Now the banks will admit that they often lent money in a reckless way before the crisis hit so they have to be more careful now. This of course is true. But it doesn’t explain why so many of their smallest business customers used to be able to borrow money and were able to repay it but can do so no longer.
This problem has been highlighted by many people – including Dave Fishwick. Dave has set up his own ‘Bank of Dave’ in Burnley to lend money to exactly those businesses who need help but face rejection by the high street banks. Dave bases his decisions on getting to know the customer, understanding their business and forming a judgement on whether their business will succeed or not. He has returned to what used to be called relationship banking where the bank manager knew his customers and gave them help and advice on how to run their businesses. In the old system, the local bank manager was a trusted advisor and was a part of the business. The relationship between bank manager and business owner was a make or break part of the business success.
I ran a small business for 15 years with my wife before I became an MP. We borrowed money from our bank by having an overdraft facility. At the time we set up the facility, the bank was falling over itself to give us the money. However, at no time did the various so-called relationship managers seriously try to understand our business. The reality was they were administrators and simply not equipped to advise or support us in making our business a success. In fact when the financial crisis hit, the bank requested immediate repayment of the amount owed, which meant we had to borrow from family, rather than the overdraft facility. I know many business people were less fortunate than us and were forced out of business or lost their homes because of a sudden change of bank policy.

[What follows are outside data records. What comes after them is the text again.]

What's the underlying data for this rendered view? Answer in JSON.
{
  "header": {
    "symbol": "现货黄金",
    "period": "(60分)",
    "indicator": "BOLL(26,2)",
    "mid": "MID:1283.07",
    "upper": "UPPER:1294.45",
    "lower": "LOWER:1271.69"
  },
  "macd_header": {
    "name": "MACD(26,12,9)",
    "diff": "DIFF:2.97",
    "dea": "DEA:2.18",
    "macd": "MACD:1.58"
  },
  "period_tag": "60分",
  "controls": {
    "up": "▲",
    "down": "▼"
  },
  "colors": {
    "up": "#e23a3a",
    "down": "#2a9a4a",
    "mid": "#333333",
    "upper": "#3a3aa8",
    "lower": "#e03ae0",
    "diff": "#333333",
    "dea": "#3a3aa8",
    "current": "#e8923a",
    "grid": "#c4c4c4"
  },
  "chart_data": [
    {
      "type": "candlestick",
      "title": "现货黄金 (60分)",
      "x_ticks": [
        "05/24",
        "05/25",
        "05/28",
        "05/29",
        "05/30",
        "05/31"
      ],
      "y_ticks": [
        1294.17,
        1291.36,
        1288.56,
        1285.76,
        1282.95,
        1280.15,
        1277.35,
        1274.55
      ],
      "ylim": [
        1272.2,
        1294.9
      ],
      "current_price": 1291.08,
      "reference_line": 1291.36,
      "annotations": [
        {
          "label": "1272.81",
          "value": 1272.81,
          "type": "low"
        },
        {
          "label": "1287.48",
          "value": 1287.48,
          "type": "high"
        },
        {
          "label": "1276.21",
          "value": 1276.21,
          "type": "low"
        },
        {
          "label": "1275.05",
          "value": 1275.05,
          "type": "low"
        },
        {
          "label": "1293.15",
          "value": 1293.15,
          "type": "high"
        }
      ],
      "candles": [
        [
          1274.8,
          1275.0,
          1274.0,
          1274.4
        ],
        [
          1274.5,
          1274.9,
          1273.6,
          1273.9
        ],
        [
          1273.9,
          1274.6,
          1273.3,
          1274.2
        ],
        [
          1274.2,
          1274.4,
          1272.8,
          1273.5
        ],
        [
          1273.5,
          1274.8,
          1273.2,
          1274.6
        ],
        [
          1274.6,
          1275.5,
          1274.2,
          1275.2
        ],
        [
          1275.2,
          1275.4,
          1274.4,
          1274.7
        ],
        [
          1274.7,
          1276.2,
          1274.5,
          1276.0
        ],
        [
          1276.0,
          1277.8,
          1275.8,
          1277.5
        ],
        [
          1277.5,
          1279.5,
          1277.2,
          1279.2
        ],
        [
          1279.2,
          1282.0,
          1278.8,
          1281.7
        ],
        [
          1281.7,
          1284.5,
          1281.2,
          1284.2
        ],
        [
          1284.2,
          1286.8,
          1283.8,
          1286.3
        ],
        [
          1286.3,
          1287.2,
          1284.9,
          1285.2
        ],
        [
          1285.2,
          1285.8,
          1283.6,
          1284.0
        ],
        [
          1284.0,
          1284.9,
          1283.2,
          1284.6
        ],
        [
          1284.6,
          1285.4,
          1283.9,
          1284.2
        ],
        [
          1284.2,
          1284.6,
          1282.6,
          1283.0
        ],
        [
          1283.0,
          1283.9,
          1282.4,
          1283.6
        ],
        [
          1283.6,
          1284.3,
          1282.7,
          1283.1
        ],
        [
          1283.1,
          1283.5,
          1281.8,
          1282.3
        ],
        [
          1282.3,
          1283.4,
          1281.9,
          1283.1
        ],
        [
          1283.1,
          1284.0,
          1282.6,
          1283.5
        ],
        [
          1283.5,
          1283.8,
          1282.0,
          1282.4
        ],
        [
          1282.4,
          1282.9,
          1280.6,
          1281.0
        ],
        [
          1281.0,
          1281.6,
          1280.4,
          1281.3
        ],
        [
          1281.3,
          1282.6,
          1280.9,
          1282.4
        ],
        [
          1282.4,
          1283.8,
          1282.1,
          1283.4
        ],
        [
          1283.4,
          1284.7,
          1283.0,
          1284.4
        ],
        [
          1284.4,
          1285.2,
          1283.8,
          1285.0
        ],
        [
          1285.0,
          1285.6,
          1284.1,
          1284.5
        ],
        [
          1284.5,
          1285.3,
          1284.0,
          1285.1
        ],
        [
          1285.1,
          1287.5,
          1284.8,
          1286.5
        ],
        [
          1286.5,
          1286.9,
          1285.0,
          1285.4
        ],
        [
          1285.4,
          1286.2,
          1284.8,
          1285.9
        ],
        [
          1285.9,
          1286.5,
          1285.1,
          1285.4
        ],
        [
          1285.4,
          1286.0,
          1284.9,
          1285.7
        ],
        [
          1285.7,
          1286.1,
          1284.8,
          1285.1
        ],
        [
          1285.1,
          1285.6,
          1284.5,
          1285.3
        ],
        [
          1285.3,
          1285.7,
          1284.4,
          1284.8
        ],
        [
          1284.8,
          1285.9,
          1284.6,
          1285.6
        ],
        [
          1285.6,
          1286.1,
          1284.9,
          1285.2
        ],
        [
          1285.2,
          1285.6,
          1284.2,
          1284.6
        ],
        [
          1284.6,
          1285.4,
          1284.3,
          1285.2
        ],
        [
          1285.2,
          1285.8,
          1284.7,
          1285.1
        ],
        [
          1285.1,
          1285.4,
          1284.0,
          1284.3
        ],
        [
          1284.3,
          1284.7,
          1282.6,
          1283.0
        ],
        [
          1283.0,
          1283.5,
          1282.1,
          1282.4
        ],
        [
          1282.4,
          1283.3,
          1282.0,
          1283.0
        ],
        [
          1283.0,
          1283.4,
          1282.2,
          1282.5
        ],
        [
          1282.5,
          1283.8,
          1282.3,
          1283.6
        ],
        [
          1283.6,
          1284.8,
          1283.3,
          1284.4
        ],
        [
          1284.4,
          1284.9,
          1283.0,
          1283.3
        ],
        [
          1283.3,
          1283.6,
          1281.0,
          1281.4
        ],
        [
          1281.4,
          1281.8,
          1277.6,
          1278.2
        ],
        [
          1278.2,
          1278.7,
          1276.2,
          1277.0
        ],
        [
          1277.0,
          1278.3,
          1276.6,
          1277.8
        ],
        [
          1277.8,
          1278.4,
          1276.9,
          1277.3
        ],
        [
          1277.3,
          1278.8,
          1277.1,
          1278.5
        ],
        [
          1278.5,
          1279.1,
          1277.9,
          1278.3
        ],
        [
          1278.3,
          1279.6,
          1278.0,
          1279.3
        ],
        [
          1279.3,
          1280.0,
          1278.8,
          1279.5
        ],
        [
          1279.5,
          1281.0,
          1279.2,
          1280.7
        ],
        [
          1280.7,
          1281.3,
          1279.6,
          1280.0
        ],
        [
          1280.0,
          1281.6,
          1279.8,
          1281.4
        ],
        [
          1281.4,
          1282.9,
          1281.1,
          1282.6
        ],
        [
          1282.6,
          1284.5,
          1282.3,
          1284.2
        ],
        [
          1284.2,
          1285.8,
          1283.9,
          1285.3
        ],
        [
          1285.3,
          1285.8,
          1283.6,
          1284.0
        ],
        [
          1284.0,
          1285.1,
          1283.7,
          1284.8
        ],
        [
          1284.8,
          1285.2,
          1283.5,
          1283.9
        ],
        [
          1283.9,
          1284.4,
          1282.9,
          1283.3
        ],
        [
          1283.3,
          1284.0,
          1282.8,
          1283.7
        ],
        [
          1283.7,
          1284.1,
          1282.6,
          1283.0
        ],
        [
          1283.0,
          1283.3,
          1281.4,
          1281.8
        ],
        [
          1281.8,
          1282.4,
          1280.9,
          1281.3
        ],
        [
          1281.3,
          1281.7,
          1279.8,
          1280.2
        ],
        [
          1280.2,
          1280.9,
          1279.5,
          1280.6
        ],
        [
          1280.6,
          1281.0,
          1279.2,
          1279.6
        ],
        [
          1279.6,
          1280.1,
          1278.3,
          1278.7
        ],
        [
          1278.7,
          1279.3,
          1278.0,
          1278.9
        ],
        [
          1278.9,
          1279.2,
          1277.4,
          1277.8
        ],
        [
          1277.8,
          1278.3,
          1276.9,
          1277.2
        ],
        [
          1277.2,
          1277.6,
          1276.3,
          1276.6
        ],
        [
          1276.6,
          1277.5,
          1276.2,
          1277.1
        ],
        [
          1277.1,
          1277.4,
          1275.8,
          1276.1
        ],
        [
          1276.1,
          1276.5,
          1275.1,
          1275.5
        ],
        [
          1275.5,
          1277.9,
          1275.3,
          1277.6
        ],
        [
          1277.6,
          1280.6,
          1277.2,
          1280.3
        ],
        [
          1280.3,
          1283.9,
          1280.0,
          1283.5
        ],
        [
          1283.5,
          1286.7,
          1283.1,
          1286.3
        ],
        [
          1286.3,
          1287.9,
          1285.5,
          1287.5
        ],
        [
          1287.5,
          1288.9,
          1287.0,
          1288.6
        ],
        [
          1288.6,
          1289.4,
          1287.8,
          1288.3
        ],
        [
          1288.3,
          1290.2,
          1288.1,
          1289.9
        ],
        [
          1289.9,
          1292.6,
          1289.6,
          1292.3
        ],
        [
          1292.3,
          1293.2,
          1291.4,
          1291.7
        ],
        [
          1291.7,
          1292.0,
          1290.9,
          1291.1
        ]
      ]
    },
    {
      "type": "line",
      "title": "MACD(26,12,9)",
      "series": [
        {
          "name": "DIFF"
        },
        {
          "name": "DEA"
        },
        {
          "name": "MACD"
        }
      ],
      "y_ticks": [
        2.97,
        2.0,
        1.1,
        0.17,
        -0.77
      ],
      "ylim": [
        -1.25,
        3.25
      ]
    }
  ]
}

In this country, we long ago lost the local bank manager and the support that he or she gave.
In Germany, things are rather different, and in the summer I met representatives of the Sparkassen, the local savings banks. They operate within a defined geographical region and can only lend to businesses or individuals in that region. They build a relationship with their business customers of the sort that Dave Fishwick might recognise and they have a very strong lending record. They understand the region in which the bank operates, rather than being remote, on the end of a phone. The Sparkassen representatives I met told me that of the small business start ups they support, half survive for 5 years or more. This compares very favourably to the start up survival rates here where only around 5% of businesses survive the first year. Notably, Sparkassen lending didn’t take the dive that small business lending did here during and after the financial crisis.
I said at the start that learning from Germany might even improve the bank bonus culture. Sparkassen executives receive the equivalent of what would be called bonuses here. But the difference in Germany is that they are rewarded for success in the economy of the region in which they operate. This is possible because only one regional bank operates in each region and they don’t have the big national banks that we see in the UK. The remuneration is therefore not directly linked to how much they lend or to how much money the bank makes. Those factors are indirectly linked to remuneration but only because of the relationship between good lending, business success and economic success.
The regional banking system in Germany rewards behaviour which is in the interest of the local economy, which means it is in the interest of the businesses and of the people who work in those businesses too. Lending is based on the right level of risk for all concerned.
The setting up of a regional banking system is a key recommendation of Labour’s Small Business Taskforce. In fact they recognised it as the single most important step which could be taken to tackle one of the biggest issues facing small business.
I said that small businesses are a huge part of our economy. That’s why having a regional banking system to support those business could be a major factor in creating long term growth and jobs in the wider economy. And perhaps as an additional benefit, we can start to tackle the problems caused by having a banking bonus system that incentivises the wrong behaviours and start to encourage the right behaviours.